At the Bottom of Lake Huron, an Ancient Mystery Materializes

The air was likely frigid as the hunter lit a small fire. The caribou would come in the morning—forced through the narrow strip of marshland where he camped. There was nowhere else to go. The land was flanked by water on both sides, and large stones had been laid out in slanting lines to funnel the animals into this bottleneck. The hunter struck his weapon to sharpen its edge in anticipation. In that moment, two glassy flakes splintered away from the point of impact and fell to his feet. They would be buried there for nearly 10,000 years.

In 2013 those two shards of obsidian, a natural volcanic glass, would be recovered from a sample of earth, roughly the volume of a quart of milk, that was pulled from the bottom of Lake Huron, under 100 feet of water. And the story the flakes would tell was one of an even longer journey.

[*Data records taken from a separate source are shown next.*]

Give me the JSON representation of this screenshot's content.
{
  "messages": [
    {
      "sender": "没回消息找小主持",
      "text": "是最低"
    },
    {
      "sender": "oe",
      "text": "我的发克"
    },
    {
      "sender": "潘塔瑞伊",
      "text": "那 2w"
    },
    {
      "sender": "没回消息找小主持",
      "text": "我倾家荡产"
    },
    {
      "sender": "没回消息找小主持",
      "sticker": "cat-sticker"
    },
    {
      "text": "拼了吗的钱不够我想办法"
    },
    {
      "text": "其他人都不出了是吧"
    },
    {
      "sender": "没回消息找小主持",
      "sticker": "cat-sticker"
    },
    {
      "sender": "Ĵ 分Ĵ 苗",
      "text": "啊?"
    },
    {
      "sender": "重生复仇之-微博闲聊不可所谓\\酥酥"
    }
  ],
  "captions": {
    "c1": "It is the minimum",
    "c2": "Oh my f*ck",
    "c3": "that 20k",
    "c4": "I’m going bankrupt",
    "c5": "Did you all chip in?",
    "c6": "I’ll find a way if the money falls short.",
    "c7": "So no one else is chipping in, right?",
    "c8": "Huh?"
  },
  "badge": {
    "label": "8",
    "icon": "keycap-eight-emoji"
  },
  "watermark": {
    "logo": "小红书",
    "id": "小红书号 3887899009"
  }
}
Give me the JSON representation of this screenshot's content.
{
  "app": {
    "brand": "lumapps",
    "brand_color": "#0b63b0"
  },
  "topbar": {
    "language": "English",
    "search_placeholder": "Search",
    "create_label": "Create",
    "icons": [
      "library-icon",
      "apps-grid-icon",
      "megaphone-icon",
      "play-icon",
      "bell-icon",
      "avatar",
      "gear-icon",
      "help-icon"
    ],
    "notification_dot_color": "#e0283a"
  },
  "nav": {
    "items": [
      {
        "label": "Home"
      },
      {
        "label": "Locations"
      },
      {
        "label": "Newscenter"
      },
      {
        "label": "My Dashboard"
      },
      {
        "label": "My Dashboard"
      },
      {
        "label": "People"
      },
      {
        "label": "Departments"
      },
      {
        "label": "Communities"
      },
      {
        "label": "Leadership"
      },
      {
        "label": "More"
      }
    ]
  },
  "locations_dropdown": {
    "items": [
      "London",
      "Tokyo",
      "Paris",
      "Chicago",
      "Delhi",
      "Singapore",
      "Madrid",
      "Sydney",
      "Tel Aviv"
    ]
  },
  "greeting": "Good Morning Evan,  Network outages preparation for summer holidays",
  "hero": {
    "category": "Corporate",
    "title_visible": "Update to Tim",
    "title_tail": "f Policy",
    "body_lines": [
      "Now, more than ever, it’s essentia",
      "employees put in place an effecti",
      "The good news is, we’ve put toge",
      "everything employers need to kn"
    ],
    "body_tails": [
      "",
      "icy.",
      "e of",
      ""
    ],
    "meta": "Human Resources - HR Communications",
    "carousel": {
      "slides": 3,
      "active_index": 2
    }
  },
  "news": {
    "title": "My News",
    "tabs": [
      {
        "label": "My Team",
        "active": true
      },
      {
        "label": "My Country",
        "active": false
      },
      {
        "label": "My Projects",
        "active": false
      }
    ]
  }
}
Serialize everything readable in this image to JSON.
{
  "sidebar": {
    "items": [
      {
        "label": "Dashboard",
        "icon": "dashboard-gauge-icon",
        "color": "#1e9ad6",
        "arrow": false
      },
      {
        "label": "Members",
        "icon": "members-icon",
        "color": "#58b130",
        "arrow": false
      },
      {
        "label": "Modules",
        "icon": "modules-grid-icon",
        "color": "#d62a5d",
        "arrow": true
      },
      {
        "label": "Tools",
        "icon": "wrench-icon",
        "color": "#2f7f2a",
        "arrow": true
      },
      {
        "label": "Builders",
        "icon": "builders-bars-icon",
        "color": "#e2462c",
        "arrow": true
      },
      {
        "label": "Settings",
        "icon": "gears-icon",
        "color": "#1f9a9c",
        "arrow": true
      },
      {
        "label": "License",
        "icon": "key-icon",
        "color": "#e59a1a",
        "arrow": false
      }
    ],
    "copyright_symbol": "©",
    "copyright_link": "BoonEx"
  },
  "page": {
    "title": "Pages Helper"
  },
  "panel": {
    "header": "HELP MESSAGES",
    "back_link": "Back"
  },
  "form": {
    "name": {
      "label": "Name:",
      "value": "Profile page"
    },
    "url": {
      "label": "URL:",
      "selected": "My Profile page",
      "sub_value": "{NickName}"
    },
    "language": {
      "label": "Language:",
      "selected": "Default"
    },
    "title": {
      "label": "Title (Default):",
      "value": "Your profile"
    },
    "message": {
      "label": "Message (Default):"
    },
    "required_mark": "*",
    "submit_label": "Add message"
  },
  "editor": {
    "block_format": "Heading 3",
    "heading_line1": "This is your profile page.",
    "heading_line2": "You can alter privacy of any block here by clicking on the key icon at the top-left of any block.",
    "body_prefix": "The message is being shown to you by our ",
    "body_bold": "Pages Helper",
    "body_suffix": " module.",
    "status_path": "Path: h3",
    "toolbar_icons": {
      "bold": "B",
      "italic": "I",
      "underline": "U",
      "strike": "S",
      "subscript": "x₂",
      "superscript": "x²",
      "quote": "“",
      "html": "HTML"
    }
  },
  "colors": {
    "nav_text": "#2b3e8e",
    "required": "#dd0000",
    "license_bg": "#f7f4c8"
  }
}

John M. O’Shea of the University of Michigan and his team of underwater archaeologists have found something extraordinary about these two pieces of obsidian: they traveled nearly 2,500 miles from central Oregon before coming to rest at what is now the bottom of one of the Great Lakes.

The samples were recovered from the Alpena-Amberley Ridge, a geologic formation below Lake Huron that connects Michigan to Ontario. O’Shea and his team have been diving at the site for more than a decade, collecting artifacts and environmental samples to prove that 9,000 years ago—as ice age glaciers were receding and the Great Lakes were forming—the area was dry land inhabited by Native Americans, who built hunting structures on it to trap and kill caribou.

Obsidian was highly prized by ancient stone toolmakers. The flakes identified by Brendan Nash, a member of O’Shea’s team at the University of Michigan, have strike marks and sharp, feathered edges—both telltale signs of human modification. This evidence, combined with the distance to the obsidian’s original source, paint a picture of an extensive trade or exchange network that spanned the continent nearly 3,000 years after the end of the last ice age.

Stone tools recovered from the Alpena-Amberley Ridge are much smaller than artifacts found nearby that date to the same time period. This suggests that a group of ancient people, with a different way of life and system of hunting, existed on the ridge around 9,000 years ago.

In their study, O’Shea, Nash and their colleagues wrote, “These specimens provide greater resolution, as well as greater complexity, to an important and poorly understood time period in the North American past.”

In two small flakes, one can gain a view of a world lost to time and the waves.